KIS in Deutschland müssen besser werden

KIS-Hersteller können bei der Weiterentwicklung ihrer Systeme vieles besser machen, so das Ergebnis einer Studie. (Foto: Witthaya - Fotolia.com)

Mit den heutigen Krankenhausinformationssystemen (KIS) werden die Möglichkeiten der Digitalisierung nicht ausgeschöpft. Das zeigen die Ergebnisse einer aktuellen Analyse zur aktuellen Situation auf dem deutschen Krankenhausinformationssystemmarkt, die Philips und Deloitte zusammen durchgeführt haben. Für die Analyse wurde auch die Zufriedenheit von Anwendern, Patienten und Angehörigen abgefragt.

„KIS-Hersteller können bei der Weiterentwicklung ihrer Systeme vieles besser machen“, fasst Dr. Sebastian Krolop, Partner und Leiter Life Sciences & Health Care bei Deloitte, die Ergebnisse zusammen. So gilt es im ersten Schritt, Daten fließen zu lassen. Dadurch könnten die Chancen, die heute die schnelle und analytische Datenverarbeitung biete, besser genutzt werden. „Zusätzlich müssen mehr Partizipationsmöglichkeiten für Patienten und Angehörige geschaffen werden“, so Krolop weiter. Die Ergebnisse zeigen allerdings, dass es aus Sicht des Krankenhauspersonals derzeit kaum Möglichkeiten gibt, Patienten mit Hilfe des KIS aktiv in die Ablaufplanung einzubeziehen.

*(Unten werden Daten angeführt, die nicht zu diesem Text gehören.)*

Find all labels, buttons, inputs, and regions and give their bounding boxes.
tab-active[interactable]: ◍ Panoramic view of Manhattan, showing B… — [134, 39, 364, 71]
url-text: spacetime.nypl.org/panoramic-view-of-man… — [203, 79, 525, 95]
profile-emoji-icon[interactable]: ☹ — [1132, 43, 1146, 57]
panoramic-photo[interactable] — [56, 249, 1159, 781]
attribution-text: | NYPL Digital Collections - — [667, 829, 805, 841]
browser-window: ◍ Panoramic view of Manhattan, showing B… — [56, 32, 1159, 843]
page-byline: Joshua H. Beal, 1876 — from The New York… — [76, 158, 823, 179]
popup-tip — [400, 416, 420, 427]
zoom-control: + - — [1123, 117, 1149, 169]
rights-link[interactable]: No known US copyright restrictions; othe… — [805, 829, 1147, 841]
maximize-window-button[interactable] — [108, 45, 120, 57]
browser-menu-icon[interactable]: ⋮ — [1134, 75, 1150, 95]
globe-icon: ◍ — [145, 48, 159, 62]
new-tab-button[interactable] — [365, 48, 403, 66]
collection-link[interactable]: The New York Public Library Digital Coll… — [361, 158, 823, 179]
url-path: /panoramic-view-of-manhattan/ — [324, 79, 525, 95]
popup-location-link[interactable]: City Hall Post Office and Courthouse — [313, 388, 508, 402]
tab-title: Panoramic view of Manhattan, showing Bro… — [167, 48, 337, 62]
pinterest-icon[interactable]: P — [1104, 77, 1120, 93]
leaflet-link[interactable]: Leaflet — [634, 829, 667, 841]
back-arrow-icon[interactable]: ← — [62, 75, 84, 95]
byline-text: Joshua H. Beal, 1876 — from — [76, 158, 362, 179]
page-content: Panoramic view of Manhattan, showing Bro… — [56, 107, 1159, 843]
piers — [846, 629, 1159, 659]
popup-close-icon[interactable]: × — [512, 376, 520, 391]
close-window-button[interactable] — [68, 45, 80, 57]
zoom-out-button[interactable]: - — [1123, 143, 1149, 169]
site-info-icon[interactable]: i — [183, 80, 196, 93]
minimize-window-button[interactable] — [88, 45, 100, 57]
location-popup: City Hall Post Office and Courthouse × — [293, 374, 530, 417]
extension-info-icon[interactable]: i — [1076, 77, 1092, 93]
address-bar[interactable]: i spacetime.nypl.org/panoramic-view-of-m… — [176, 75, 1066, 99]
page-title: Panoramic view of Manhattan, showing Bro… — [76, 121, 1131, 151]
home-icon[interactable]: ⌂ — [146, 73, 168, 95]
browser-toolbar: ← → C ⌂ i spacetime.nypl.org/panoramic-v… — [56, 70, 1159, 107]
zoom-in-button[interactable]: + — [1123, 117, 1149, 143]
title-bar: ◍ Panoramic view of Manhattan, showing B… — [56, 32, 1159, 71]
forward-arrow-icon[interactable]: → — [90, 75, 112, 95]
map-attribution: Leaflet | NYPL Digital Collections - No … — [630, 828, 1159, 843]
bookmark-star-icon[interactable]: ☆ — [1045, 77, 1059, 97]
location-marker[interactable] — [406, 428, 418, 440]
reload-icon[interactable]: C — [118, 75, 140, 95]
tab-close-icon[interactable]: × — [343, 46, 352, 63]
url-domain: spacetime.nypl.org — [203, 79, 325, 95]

Das Informieren und Einbinden von Patienten sind wichtige Bestandteile einer erfolgreichen Diagnostik und Therapie. Hier könnten digitale Prozesse helfen, Patienten bereits der stationären Aufnahme zu involvieren und bis in die Nachsorge hinein zu begleiten, ohne die Klinik und das medizinische Personal zusätzlich zu belasten. Den Umfrageergebnissen zufolge würden 85 Prozent der Patienten und Angehörigen gerne über aktuelle Wartezeiten informiert zu werden. An zweiter Stelle werden Informationen und Verhaltensempfehlungen für die Zeit nach dem Krankenhausaufenthalt genannt.

KIS als Krankenhaus-Steuerungsinstrument

Es gibt nur wenige Krankenhausinformationssysteme, die integriert Echtzeitdaten konsolidieren sie dann sinnvoller Form ihren individuellen Nutzern bereitstellen, wie die Umfrage zeigt. Auf die Frage, wie zufriedenstellend das eingesetzte KIS beispielsweise eine optimale ökonomische Steuerung des Krankenhauses unterstützt, antworteten lediglich zehn Prozent der Befragten mit „gut“. Dem gegenüber steht der Wunsch nach einem KIS, das noch besser in die Automatisierung der Prozesse integriert werden kann. Dadurch könnte ein solches System unter anderem das Krankenhauspersonal entlasten.

Viele der Befragten wissen mittlerweile die Vorzüge der Cloud sowie der mobilen KIS-Anwendung zu schätzen. So bewerten 50 Prozent der Befragten die Cloud-Fähigkeit und die mobile Fähigkeit des KIS mit „wichtig“. Die Voraussetzung hierfür ist, dass das KIS auf mobilen Endgeräten möglichst herstellerneutral anwendbar ist.

Ungenutzte Chancen

„Die Daten zeigen, dass derzeit wichtige Chancen ungenutzt bleiben, mit denen sich Kliniken in Zeiten knapper finanzieller und personeller Ressourcen durch vernetzte Versorgung und digitale Prozesse zukunftsfähig aufstellen können“, sagt Gerrit Schick, Business Group Manager Healthcare Informatics Solutions and Services Philips DACH. Die IT sei das Bindeglied in einer bedarfsgerechten stationären Versorgung und könne den Informationsaustausch, das interdisziplinäre Arbeiten und die Vernetzung mit ambulanten Leistungserbringern wesentlich effizienter gestalten. Schick ist davon überzeugt, dass Krankenhausinformationssystemen dabei zukünftig eine Schlüsselposition zukommen muss. Die Ergebnisse der Studie stehen online zur Verfügung.